Tech holding up well as commodity selloff worsens
Source: Trading View

WTI Crude tactical decline has started to pick up speed

While it might be early to speculate that recession fears are driving Crude lower, the Dollar’s recent surge might be finally having the bearish effects that many thought should have been bearish for WTI Crude for some time. 

Crude oil fell over 8% in trading Tuesday based on its front month August futures contract.  This brought prices to the lowest levels since mid-May and suggests that additional weakness should be likely which could take prices down to $91-92 initially, but eventually to the high $80’s.

Energy ETF’s like XOP, XLE, OIH all dropped to multi-month lows in trading Tuesday, and an additional 5-7% weakness looks very possible in the weeks ahead before these start to stabilize.

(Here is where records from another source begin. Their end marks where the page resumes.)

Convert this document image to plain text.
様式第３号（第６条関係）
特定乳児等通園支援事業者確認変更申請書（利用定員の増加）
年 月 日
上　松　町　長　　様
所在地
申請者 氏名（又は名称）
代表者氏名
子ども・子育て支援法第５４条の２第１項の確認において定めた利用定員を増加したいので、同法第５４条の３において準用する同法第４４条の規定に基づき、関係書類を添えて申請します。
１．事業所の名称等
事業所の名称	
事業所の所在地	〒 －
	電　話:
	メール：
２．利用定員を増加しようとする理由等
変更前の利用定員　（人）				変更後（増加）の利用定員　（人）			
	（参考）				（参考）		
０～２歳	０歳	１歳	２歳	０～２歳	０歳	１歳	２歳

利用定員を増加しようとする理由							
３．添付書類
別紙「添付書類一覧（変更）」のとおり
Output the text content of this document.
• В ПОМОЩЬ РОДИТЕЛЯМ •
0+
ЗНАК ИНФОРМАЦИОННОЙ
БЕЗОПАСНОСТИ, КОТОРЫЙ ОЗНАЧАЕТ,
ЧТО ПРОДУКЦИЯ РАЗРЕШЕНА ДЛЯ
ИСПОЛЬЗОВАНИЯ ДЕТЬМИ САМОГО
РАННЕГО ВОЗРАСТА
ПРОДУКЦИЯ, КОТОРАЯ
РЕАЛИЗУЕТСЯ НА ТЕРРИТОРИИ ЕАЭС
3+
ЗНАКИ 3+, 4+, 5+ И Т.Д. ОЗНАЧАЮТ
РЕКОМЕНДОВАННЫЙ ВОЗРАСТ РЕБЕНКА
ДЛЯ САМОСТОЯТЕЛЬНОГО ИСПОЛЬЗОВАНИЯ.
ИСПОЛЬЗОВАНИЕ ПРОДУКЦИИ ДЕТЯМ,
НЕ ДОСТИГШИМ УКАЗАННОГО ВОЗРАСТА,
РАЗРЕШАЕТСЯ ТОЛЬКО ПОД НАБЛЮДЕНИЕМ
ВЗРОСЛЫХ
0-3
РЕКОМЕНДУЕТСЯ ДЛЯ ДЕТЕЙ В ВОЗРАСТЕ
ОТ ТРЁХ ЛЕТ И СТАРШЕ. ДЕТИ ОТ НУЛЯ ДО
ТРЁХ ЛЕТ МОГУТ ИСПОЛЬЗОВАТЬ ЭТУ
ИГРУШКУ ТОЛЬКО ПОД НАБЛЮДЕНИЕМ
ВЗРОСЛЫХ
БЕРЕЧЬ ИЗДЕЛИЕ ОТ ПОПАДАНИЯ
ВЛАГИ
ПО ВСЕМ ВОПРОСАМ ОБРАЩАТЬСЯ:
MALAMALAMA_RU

Crude oil’s two-hour chart is shown below which illustrates this substantial breakdown to new monthly lows.  Technically, I believe it’s likely that the selloff from late June should at least approximate the one originating from early June in price points lost.  This would put near-term targets down in the low $90’s, a level which seems reachable within the next few weeks.

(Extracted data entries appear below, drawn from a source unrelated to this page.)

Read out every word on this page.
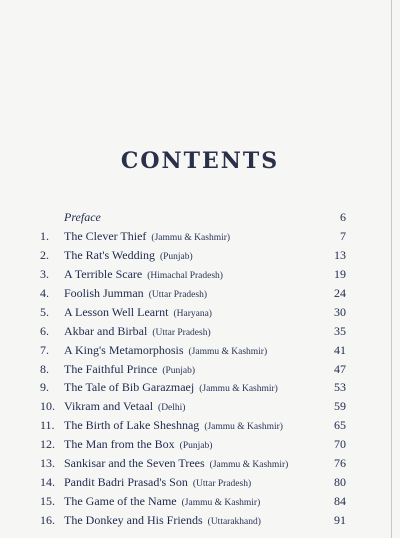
CONTENTS
Preface	6
1.	The Clever Thief (Jammu & Kashmir)	7
2.	The Rat's Wedding (Punjab)	13
3.	A Terrible Scare (Himachal Pradesh)	19
4.	Foolish Jumman (Uttar Pradesh)	24
5.	A Lesson Well Learnt (Haryana)	30
6.	Akbar and Birbal (Uttar Pradesh)	35
7.	A King's Metamorphosis (Jammu & Kashmir)	41
8.	The Faithful Prince (Punjab)	47
9.	The Tale of Bib Garazmaej (Jammu & Kashmir)	53
10. Vikram and Vetaal (Delhi)	59
11. The Birth of Lake Sheshnag (Jammu & Kashmir)	65
12. The Man from the Box (Punjab)	70
13. Sankisar and the Seven Trees (Jammu & Kashmir)	76
14. Pandit Badri Prasad's Son (Uttar Pradesh)	80
15. The Game of the Name (Jammu & Kashmir)	84
16. The Donkey and His Friends (Uttarakhand)	91
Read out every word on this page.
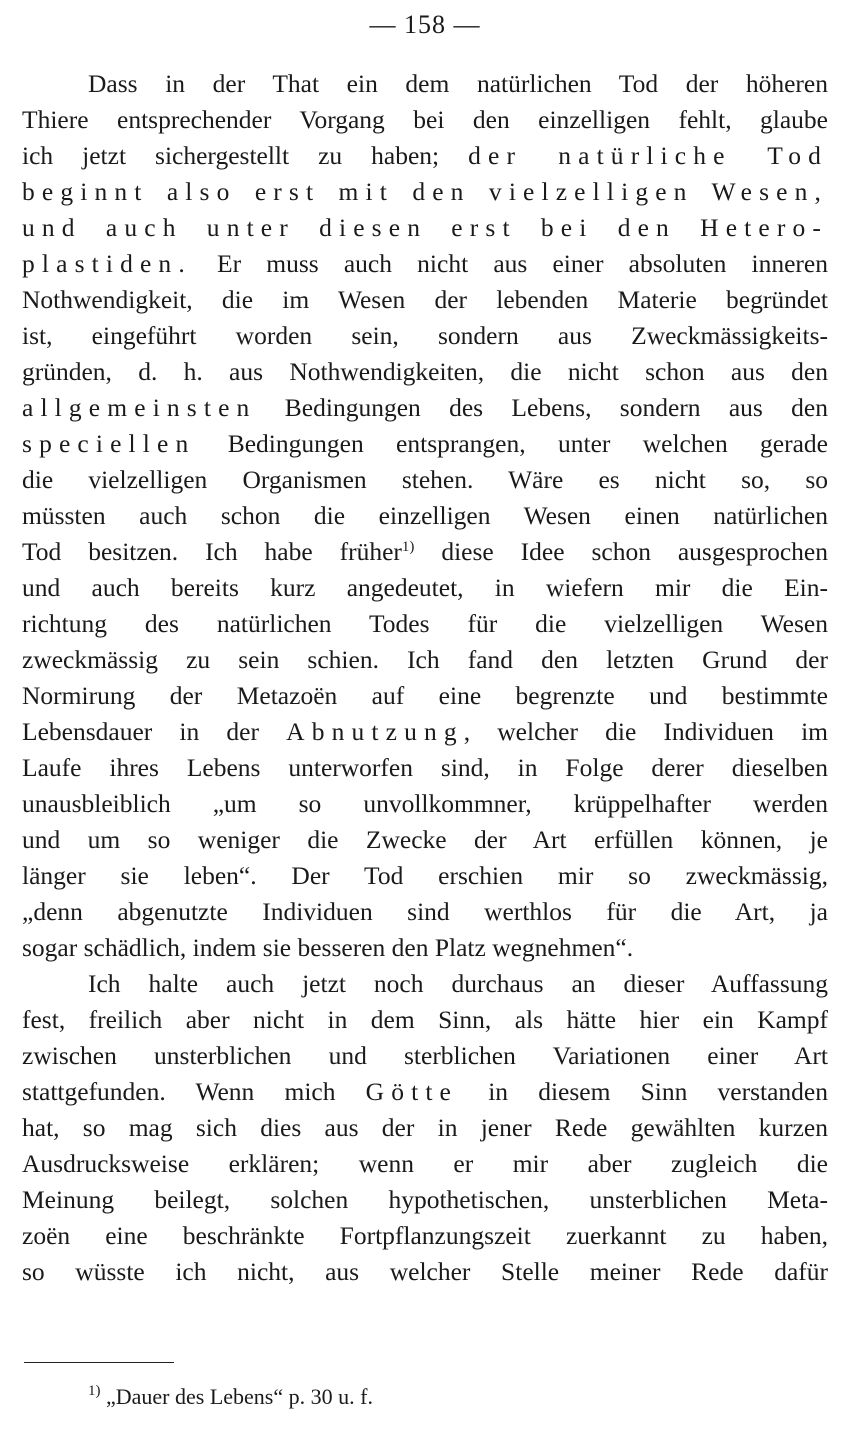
— 158 —
Dass in der That ein dem natürlichen Tod der höheren
Thiere entsprechender Vorgang bei den einzelligen fehlt, glaube
ich jetzt sichergestellt zu haben; der natürliche Tod
beginnt also erst mit den vielzelligen Wesen,
und auch unter diesen erst bei den Hetero-
plastiden. Er muss auch nicht aus einer absoluten inneren
Nothwendigkeit, die im Wesen der lebenden Materie begründet
ist, eingeführt worden sein, sondern aus Zweckmässigkeits-
gründen, d. h. aus Nothwendigkeiten, die nicht schon aus den
allgemeinsten Bedingungen des Lebens, sondern aus den
speciellen Bedingungen entsprangen, unter welchen gerade
die vielzelligen Organismen stehen. Wäre es nicht so, so
müssten auch schon die einzelligen Wesen einen natürlichen
Tod besitzen. Ich habe früher$^{1)}$ diese Idee schon ausgesprochen
und auch bereits kurz angedeutet, in wiefern mir die Ein-
richtung des natürlichen Todes für die vielzelligen Wesen
zweckmässig zu sein schien. Ich fand den letzten Grund der
Normirung der Metazoën auf eine begrenzte und bestimmte
Lebensdauer in der Abnutzung, welcher die Individuen im
Laufe ihres Lebens unterworfen sind, in Folge derer dieselben
unausbleiblich „um so unvollkommner, krüppelhafter werden
und um so weniger die Zwecke der Art erfüllen können, je
länger sie leben“. Der Tod erschien mir so zweckmässig,
„denn abgenutzte Individuen sind werthlos für die Art, ja
sogar schädlich, indem sie besseren den Platz wegnehmen“.
Ich halte auch jetzt noch durchaus an dieser Auffassung
fest, freilich aber nicht in dem Sinn, als hätte hier ein Kampf
zwischen unsterblichen und sterblichen Variationen einer Art
stattgefunden. Wenn mich Götte in diesem Sinn verstanden
hat, so mag sich dies aus der in jener Rede gewählten kurzen
Ausdrucksweise erklären; wenn er mir aber zugleich die
Meinung beilegt, solchen hypothetischen, unsterblichen Meta-
zoën eine beschränkte Fortpflanzungszeit zuerkannt zu haben,
so wüsste ich nicht, aus welcher Stelle meiner Rede dafür
$^{1)}$ „Dauer des Lebens“ p. 30 u. f.
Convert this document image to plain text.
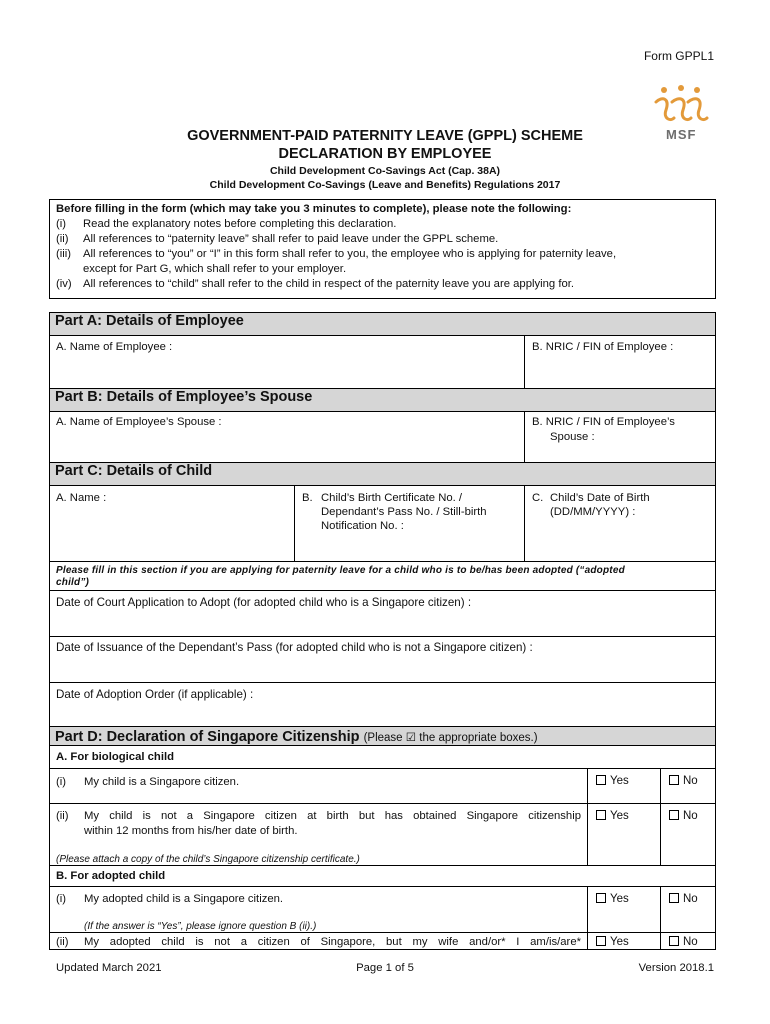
Form GPPL1
MSF
GOVERNMENT-PAID PATERNITY LEAVE (GPPL) SCHEME
DECLARATION BY EMPLOYEE
Child Development Co-Savings Act (Cap. 38A)
Child Development Co-Savings (Leave and Benefits) Regulations 2017
Before filling in the form (which may take you 3 minutes to complete), please note the following:
(i)	Read the explanatory notes before completing this declaration.
(ii)	All references to “paternity leave” shall refer to paid leave under the GPPL scheme.
(iii)	All references to “you” or “I” in this form shall refer to you, the employee who is applying for paternity leave,
except for Part G, which shall refer to your employer.
(iv)	All references to “child” shall refer to the child in respect of the paternity leave you are applying for.
Part A: Details of Employee
A. Name of Employee :	B. NRIC / FIN of Employee :
Part B: Details of Employee’s Spouse
A. Name of Employee’s Spouse :	B. NRIC / FIN of Employee’s
Spouse :
Part C: Details of Child
A. Name :	B. Child’s Birth Certificate No. /
Dependant’s Pass No. / Still-birth
Notification No. :
C. Child’s Date of Birth
(DD/MM/YYYY) :
Please fill in this section if you are applying for paternity leave for a child who is to be/has been adopted (“adopted
child”)
Date of Court Application to Adopt (for adopted child who is a Singapore citizen) :
Date of Issuance of the Dependant’s Pass (for adopted child who is not a Singapore citizen) :
Date of Adoption Order (if applicable) :
Part D: Declaration of Singapore Citizenship (Please ☑ the appropriate boxes.)
A. For biological child
(i) My child is a Singapore citizen.	Yes	No
(ii) My child is not a Singapore citizen at birth but has obtained Singapore citizenship
within 12 months from his/her date of birth.
(Please attach a copy of the child’s Singapore citizenship certificate.)
Yes	No
B. For adopted child
(i) My adopted child is a Singapore citizen.
(If the answer is “Yes”, please ignore question B (ii).)
Yes	No
(ii) My adopted child is not a citizen of Singapore, but my wife and/or* I am/is/are*	Yes	No
Updated March 2021	Page 1 of 5	Version 2018.1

Overall, one should avoid trying to buy dips in Energy until the 3rd or 4th week of July, and it’s expected that both Energy and Materials are premature to buy.

Tech holding up well as commodity selloff worsens
Source:  Trading View

Gold breakdown likely results in weakness into late July before a bottom

Gold also finally joined Silver in weakening back to new monthly lows and looks to be setting up for the final stage of its washout to test last summer’s lows.

Technically this break of the near-term triangle in front month Gold futures signals that Gold should be in the final 5th wave of its 5-wave decline from March 2022 peaks.

US Dollar strength has directly coincided with Gold’s weakening, and until we see more evidence of real yields starting to recede, having a bullish bet on Gold requires a bit more patience between now and late July.

Downside targets lie at 1685, and a drop back under 1700 looks probable in July, ahead of a seasonally bullish bounce.  At present, Tuesday’s breakdown looks to extend, and buying dips looks early. Investors should hold off on buying XME 0.09%  at current levels for 2-3 weeks, and expect that both precious and base metals likely could weaken further.

Tech holding up well as commodity selloff worsens
Source:  Trading View

5-Year Breakevens show inflationary pressures likely ebbing

Interestingly enough, one of the most closely watched inflation gauges looks to be suggesting that a new disinflationary trend could be taking hold.

The 5-Year breakeven rate measures the difference between a nominal bond and an inflation-linked bond of the same maturity.  This largely implies what market participants feel inflation should be like in the next 5-years, on average.

Given that this was trading back at 2.46% back in mid-April and has recently fallen to 2.06%, this looks like a substantial drop which has occurred as the commodity selloff has continued.

While a rally does appear likely over the next couple months, I’m skeptical that April peaks need to be surpassed, given the extent of recent momentum deterioration.  The symmetry of this current pattern argues for a bounce, which likely makes a lower high before rolling back over.  I’ll be monitoring this closely in the weeks to come, but at present, this looks like a fairly important drop in such a quick amount of time.  Technically speaking, this looks to be a positive for the FOMC at a time when most have concentrated closely on how or what might be possible to bring down inflation.